Will Run H2O on local desktop will speed up calculation?


I just start to learn H2O. I am confused about if i run H2O at home just for leaning purpose. When I simply run "h2o.init()" then start data clean or modeling using H2O. Will it speed up the calculation speed for big data? Is it automatically connect to some H2O cluster online? Where is the H2O cluster located?


Solution

  • When you run h2o.init() (i.e. with no arguments) it will start a "cluster", on that same machine. By default it will be given about a quarter of your machine's memory, and can use either all threads or two threads (the latter is if using R and you installed it from CRAN).

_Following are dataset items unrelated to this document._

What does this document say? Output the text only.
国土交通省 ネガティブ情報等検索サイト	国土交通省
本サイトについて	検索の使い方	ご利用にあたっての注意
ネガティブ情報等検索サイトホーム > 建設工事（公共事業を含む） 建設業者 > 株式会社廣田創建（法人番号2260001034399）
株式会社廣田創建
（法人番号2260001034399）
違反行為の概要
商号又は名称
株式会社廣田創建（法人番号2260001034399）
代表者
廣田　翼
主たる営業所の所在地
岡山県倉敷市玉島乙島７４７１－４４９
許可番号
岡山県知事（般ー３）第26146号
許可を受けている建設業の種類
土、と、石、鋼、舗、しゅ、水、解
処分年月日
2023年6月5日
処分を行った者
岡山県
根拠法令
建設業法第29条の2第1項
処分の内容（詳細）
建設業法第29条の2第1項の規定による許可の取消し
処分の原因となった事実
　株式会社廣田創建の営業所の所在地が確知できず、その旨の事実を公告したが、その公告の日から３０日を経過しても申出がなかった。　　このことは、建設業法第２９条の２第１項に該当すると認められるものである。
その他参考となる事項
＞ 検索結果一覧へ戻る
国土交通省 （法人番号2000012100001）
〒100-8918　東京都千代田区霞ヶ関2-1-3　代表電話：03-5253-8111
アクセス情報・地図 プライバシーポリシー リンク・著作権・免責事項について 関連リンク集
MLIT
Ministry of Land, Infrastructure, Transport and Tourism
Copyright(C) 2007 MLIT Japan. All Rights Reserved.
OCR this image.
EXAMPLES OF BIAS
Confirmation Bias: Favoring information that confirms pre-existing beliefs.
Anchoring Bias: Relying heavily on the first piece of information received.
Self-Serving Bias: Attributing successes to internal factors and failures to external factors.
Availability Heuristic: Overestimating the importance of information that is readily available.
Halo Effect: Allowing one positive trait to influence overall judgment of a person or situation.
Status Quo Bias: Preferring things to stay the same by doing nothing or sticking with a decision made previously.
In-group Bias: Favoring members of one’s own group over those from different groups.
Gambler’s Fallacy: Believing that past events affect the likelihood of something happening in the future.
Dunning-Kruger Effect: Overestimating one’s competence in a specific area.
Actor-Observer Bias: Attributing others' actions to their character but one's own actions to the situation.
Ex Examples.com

You will find Flow listening on http://127.0.0.1:54321/

    If you already have an H2O cluster running on another machine (whether on your LAN or a distant cloud server), give the address to h2o.init() to have it connect to that instead of starting anything locally.

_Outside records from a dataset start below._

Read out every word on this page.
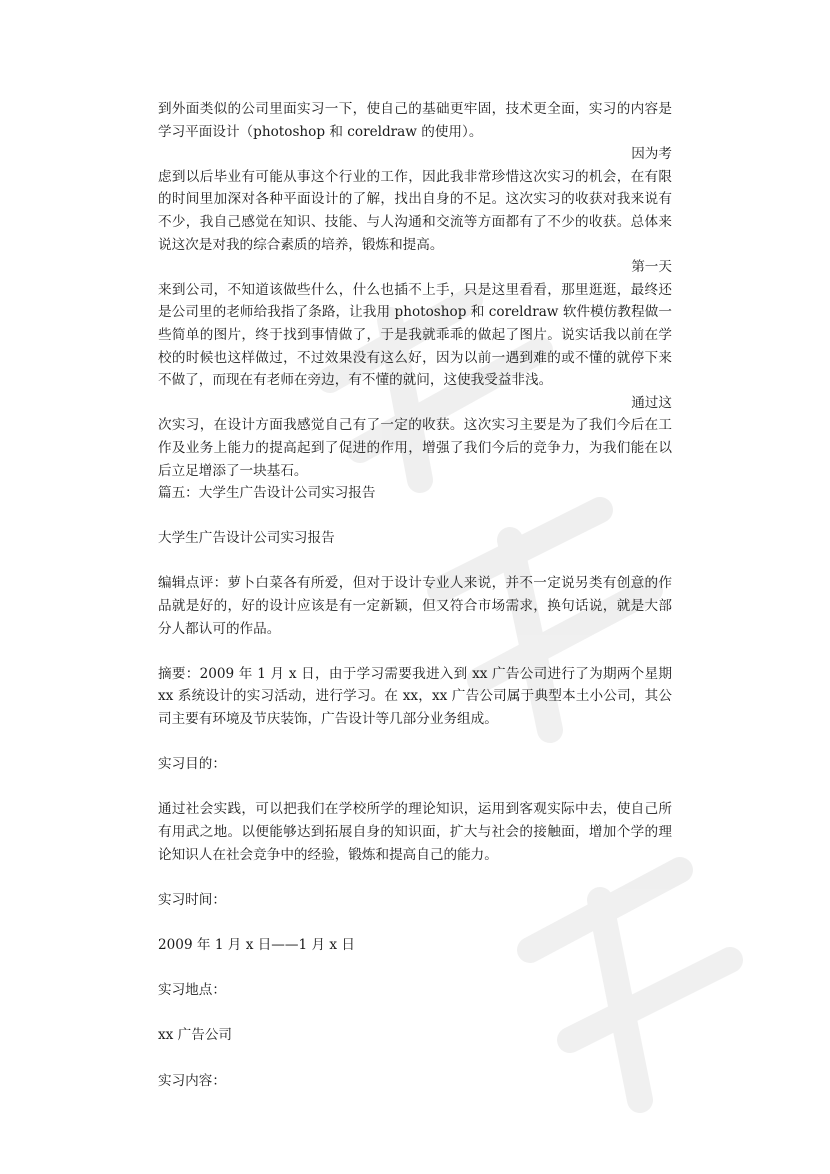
到外面类似的公司里面实习一下，使自己的基础更牢固，技术更全面，实习的内容是学习平面设计（photoshop 和 coreldraw 的使用）。

因为考

虑到以后毕业有可能从事这个行业的工作，因此我非常珍惜这次实习的机会，在有限的时间里加深对各种平面设计的了解，找出自身的不足。这次实习的收获对我来说有不少，我自己感觉在知识、技能、与人沟通和交流等方面都有了不少的收获。总体来说这次是对我的综合素质的培养，锻炼和提高。

第一天

来到公司，不知道该做些什么，什么也插不上手，只是这里看看，那里逛逛，最终还是公司里的老师给我指了条路，让我用 photoshop 和 coreldraw 软件模仿教程做一些简单的图片，终于找到事情做了，于是我就乖乖的做起了图片。说实话我以前在学校的时候也这样做过，不过效果没有这么好，因为以前一遇到难的或不懂的就停下来不做了，而现在有老师在旁边，有不懂的就问，这使我受益非浅。

通过这

次实习，在设计方面我感觉自己有了一定的收获。这次实习主要是为了我们今后在工作及业务上能力的提高起到了促进的作用，增强了我们今后的竞争力，为我们能在以后立足增添了一块基石。

篇五：大学生广告设计公司实习报告

大学生广告设计公司实习报告

编辑点评：萝卜白菜各有所爱，但对于设计专业人来说，并不一定说另类有创意的作品就是好的，好的设计应该是有一定新颖，但又符合市场需求，换句话说，就是大部分人都认可的作品。

摘要：2009 年 1 月 x 日，由于学习需要我进入到 xx 广告公司进行了为期两个星期 xx 系统设计的实习活动，进行学习。在 xx，xx 广告公司属于典型本土小公司，其公司主要有环境及节庆装饰，广告设计等几部分业务组成。

实习目的：

通过社会实践，可以把我们在学校所学的理论知识，运用到客观实际中去，使自己所有用武之地。以便能够达到拓展自身的知识面，扩大与社会的接触面，增加个学的理论知识人在社会竞争中的经验，锻炼和提高自己的能力。

实习时间：

2009 年 1 月 x 日——1 月 x 日

实习地点：

xx 广告公司

实习内容：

    Run help(h2o.init) (on Python) or ?h2o.init (on R) to see all the available options.

    NOTE: H2O is a client/server architecture, but the server (also called the "cluster", even if you only have one machine) is where all the action takes place, and where the data and models are kept, and the client is relatively thin. Responding to one of the comments, if you are comparing H2O running localhost to a library like scikit-learn, there is not much difference (in available compute power). The advantage of H2O is that you can easily and transparently add more machines over a LAN, to increase available memory and (to some extent) compute power; and having clients in languages other than R. The disadvantages are mainly around having to remember the server is where your data is kept; e.g. with large data sets use the functions to load it directly into your server, because keeping a copy in the client is just wasting memory.